Well, Developer Day, I'm really excited about it because previous Developer Days have been kind of what Atlassian has wanted to tell us in their things, and they've very much pushed the pushed the agenda, but this year they opened it out to include more of the communities. So about half of the talks for Developer Day are from the wider Atlassian ecosystem, and as part of that, they included a couple of people from the ecosystem on the talk panel to [inaudible 00:22:18] and select talks, so that was myself and Remy from Collabsoft.

Jon Mort:

So Developer Day is all about building on the platform that Atlassian provide, so there's talks on Forge, as you'd expect. There's talks on Connect and NP2 development, so there should be something for everyone.

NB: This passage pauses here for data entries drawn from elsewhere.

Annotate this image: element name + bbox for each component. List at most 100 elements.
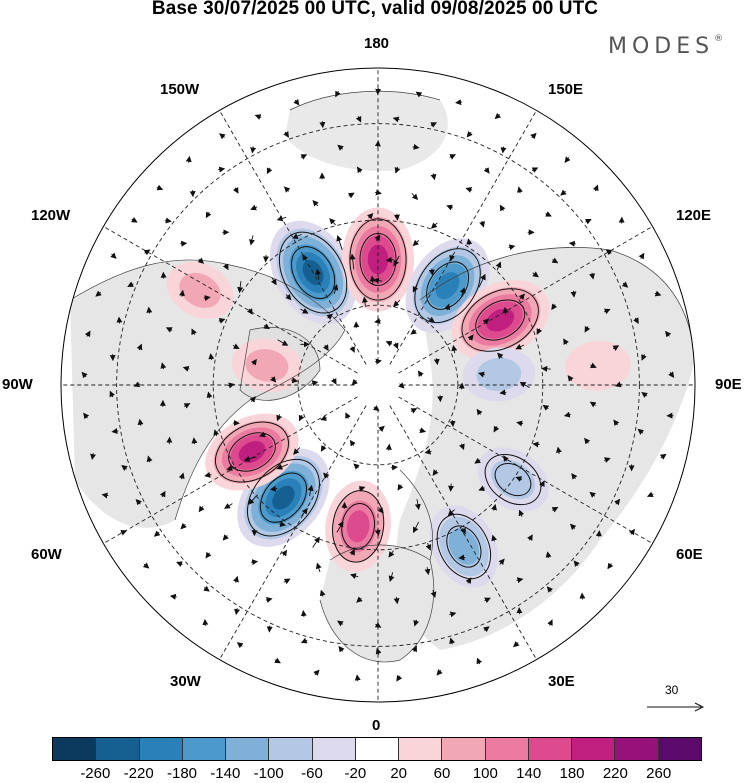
anomaly-level [486,308,515,332]
contour-line [215,421,289,483]
wind-arrow [394,166,401,174]
wind-arrow [302,254,309,261]
wind-arrow [198,505,205,513]
contour-line [446,525,482,568]
wind-arrow [433,358,440,366]
wind-arrow [646,491,654,498]
wind-arrow [142,562,150,569]
wind-arrow [315,268,322,280]
wind-arrow [206,391,213,399]
wind-arrow [374,234,381,242]
wind-arrow [313,669,320,677]
wind-arrow [110,252,117,259]
lon-label-60e: 60E [676,546,703,563]
wind-arrow [232,187,239,194]
lon-label-30w: 30W [170,673,201,690]
wind-arrow [633,317,639,324]
wind-arrow [447,509,455,516]
wind-arrow [590,362,597,369]
wind-arrow [430,222,438,229]
wind-arrow [222,534,229,541]
wind-arrow [336,620,344,627]
wind-arrow [436,669,443,676]
wind-arrow [81,371,88,379]
wind-arrow [659,453,667,460]
wind-arrow [182,365,190,372]
colorbar-segment [138,738,182,760]
wind-arrow [413,521,420,534]
anomaly-level [272,485,295,510]
contour-line [228,432,276,472]
wind-arrow [84,330,91,338]
wind-arrow [269,485,278,492]
colorbar-tick-label: -220 [123,765,154,782]
wind-arrow [330,378,337,385]
meridian-line [92,396,358,550]
wind-arrow [336,520,344,533]
wind-arrow [532,441,540,448]
wind-arrow [338,645,345,653]
wind-arrow [449,254,455,262]
wind-arrow [301,508,308,517]
wind-arrow [479,220,486,228]
wind-arrow [300,308,309,314]
wind-arrow [424,567,431,576]
wind-arrow [169,593,177,600]
wind-arrow [474,457,481,464]
wind-arrow [276,414,283,422]
wind-arrow [612,345,620,351]
lon-label-150w: 150W [160,81,200,98]
wind-arrow [250,146,257,154]
wind-arrow [332,284,339,295]
wind-arrow [237,281,244,294]
contour-line [484,453,542,506]
wind-arrow [476,657,483,665]
wind-arrow [546,586,554,593]
wind-arrow [638,252,645,260]
wind-arrow [551,303,558,311]
wind-arrow [270,376,277,383]
wind-arrow [337,144,344,151]
wind-arrow [584,325,591,333]
wind-arrow [336,235,343,250]
wind-arrow [146,306,153,314]
wind-arrow [183,403,191,409]
anomaly-level [245,349,289,382]
lon-label-180: 180 [364,35,390,52]
colorbar-segment [95,738,139,760]
colorbar-segment [441,738,485,760]
wind-arrow [232,343,240,349]
wind-arrow [116,316,123,324]
wind-arrow [542,404,550,411]
wind-arrow [458,554,466,561]
wind-arrow [449,611,457,618]
wind-arrow [349,346,355,353]
wind-arrow [205,211,212,219]
wind-arrow [213,429,220,437]
wind-arrow [494,112,502,120]
wind-arrow [560,189,567,196]
wind-arrow [101,492,109,499]
colorbar-segment [311,738,355,760]
wind-arrow [159,490,166,498]
wind-arrow [259,431,266,438]
colorbar-tick-label: 220 [602,765,628,782]
wind-arrow [568,240,576,247]
anomaly-level [435,272,460,300]
wind-arrow [424,448,432,455]
meridian-line [389,99,543,365]
chart-title: Base 30/07/2025 00 UTC, valid 09/08/2025… [151,0,599,19]
wind-arrow [250,358,257,366]
colorbar-segment [571,738,615,760]
wind-arrow [178,289,185,297]
wind-arrow [227,382,235,389]
colorbar-segment [614,738,658,760]
wind-arrow [205,551,212,559]
wind-arrow [203,585,210,592]
meridian-line [213,405,367,671]
wind-arrow [349,439,356,447]
wind-arrow [120,529,128,536]
wind-arrow [374,189,382,196]
wind-arrow [254,114,262,120]
wind-arrow [397,483,404,491]
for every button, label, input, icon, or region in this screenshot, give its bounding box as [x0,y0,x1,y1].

If you're doing anything with building on the platform, writing apps on the marketplace or they're just internal apps, then I'd check it out. There'll be some there's some good content.

Ryan Spilken:

John, Forge is that new hotness that Atlassian wants everybody writing their cloud apps on, but Connect, what's going on there? I thought Connect was sort of being quietly pushed aside, but here it is, right up front. NP2, I was not expecting that.

Jon Mort:

Yeah. And this has been the ask from the community for a long while, is to talk more about the things that people are actually using. So Forge is the future, yes, there's things there, but people are building businesses on Connect, which is the cloud apps, and for a server in DC, which is the NP2 development platform. The ask has been, "Let's talk about the now as well as the future." It's like yes, we're excited for Forge, but we have the situation in the present.

Ryan Spilken:

So contrary to popular belief, Connect and P2, not going anywhere anytime soon.

Jon Mort:

No, they can't. There's too much value being shipped on them, and Forge yet has a long way to go to plug that gap for the things. Maybe we'll be having a different conversation in five years time, but I don't think it's going anywhere.

Ryan Spilken:

Well, Jon, speaking of five years time, do you think we can get you back as a cohost, as a guest sometime on the Atlassian Ecosystem Podcast? It's been a lot of fun having you here today.

Jon Mort:

Well, I've enjoyed myself. This has been great, so I'd love to see you again.

Brenda Burrell:

Well, we're delighted to have you, and again, apologies for having waited three and a half years to make this happen.

Ryan Spilken:

An egregious oversight, indeed.

Brenda Burrell:

Egregious.

Ryan Spilken:

And that's it for this addition of the Atlassian Ecosystem Podcast. Thank you so much for listening, we really appreciate it. You want to get a hold of us, be sure to reach out on social media at Adaptavist. So, for Brenda Burrell and John Mort, I'm Ryan Spilken, and thanks again for joining us on the Atlassian Ecosystem Podcast, part of the Adaptavist Live network of shows.